Die knappen Behauptungen in der Beschwerde sind daher nicht geeignet, erheblich erscheinende neue Tatsachen oder Beweise (vergleiche § 10 VwGVG) darzustellen und eine Verhandlungspflicht auszulösen.

Da der Sachverhalt betreffend Spruchpunkt I. aus der Aktenlage in Verbindung mit der Beschwerde geklärt erscheint, konnte gemäß § 21 Abs. 7 BFA-VG eine mündliche Verhandlung somit unterbleiben.

2.2.4.2. Bezüglich Spruchpunkt II. dieser Entscheidung wurde im Hinblick auf die Aufhebung des angefochtenen Bescheides in den Spruchpunkten II. und III. (subsidiärer Schutz und Rückkehrentscheidung) in Hinblick auf die Zurückverweisung an die belangte Behörde von der Durchführung einer mündlichen Verhandlung abgesehen.

Zu Spruchpunkt B):

Gemäß § 25a Abs. 1 VwGG hat das Verwaltungsgericht im Spruch seines Erkenntnisses oder Beschlusses auszusprechen, ob die Revision gemäß Art. 133 Abs. 4 B-VG zulässig ist. Der Ausspruch ist zu begründen.

Die Revision ist gemäß Art. 133 Abs. 4 B-VG nicht zulässig.

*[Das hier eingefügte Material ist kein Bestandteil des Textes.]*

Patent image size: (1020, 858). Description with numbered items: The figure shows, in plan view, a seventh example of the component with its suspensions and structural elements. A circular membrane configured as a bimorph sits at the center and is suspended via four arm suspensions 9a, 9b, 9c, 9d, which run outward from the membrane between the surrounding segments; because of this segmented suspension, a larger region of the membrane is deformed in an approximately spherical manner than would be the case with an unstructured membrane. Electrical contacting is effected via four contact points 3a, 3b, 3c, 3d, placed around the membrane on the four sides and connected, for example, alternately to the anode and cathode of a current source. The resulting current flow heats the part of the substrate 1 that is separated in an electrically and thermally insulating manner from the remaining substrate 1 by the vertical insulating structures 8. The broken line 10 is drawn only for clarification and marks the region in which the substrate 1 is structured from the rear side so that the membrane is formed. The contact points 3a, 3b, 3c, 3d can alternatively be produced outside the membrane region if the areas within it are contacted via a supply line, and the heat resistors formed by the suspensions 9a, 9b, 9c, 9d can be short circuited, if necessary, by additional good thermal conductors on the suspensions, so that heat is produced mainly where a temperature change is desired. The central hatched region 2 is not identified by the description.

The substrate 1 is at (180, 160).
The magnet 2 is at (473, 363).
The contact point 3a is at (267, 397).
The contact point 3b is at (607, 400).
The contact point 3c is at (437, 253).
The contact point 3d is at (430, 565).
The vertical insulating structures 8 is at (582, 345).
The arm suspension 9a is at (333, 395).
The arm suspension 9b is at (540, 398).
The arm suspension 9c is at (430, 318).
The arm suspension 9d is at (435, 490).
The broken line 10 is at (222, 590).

Die Revision gegen die gegenständliche Entscheidung ist gemäß Art. 133 Abs. 4 B-VG nicht zulässig, weil die Entscheidung nicht von der Lösung einer Rechtsfrage abhängt, der grundsätzliche Bedeutung zukommt. Weder weicht die gegenständliche Entscheidung von der bisherigen Rechtsprechung des VwGH ab, noch fehlt es an einer Rechtsprechung; weiters ist die vorliegende Rechtsprechung des VwGH auch nicht als uneinheitlich zu beurteilen. Auch liegen keine sonstigen Hinweise auf eine grundsätzliche Bedeutung der zu lösenden Rechtsfrage vor. Konkrete Rechtsfragen grundsätzlicher Bedeutung sind weder in der gegenständlichen Beschwerde vorgebracht worden noch im Verfahren vor dem BVwG hervorgekommen.

Die oben in der rechtlichen Beurteilung angeführte Judikatur des VwGH ist zwar zum Teil zu früheren Rechtslagen ergangen, sie ist jedoch nach Ansicht des erkennenden Gerichts auf die inhaltlich meist völlig gleichlautenden Bestimmungen der nunmehr geltenden Rechtslage unverändert übertragbar.

Es war daher spruchgemäß zu entscheiden.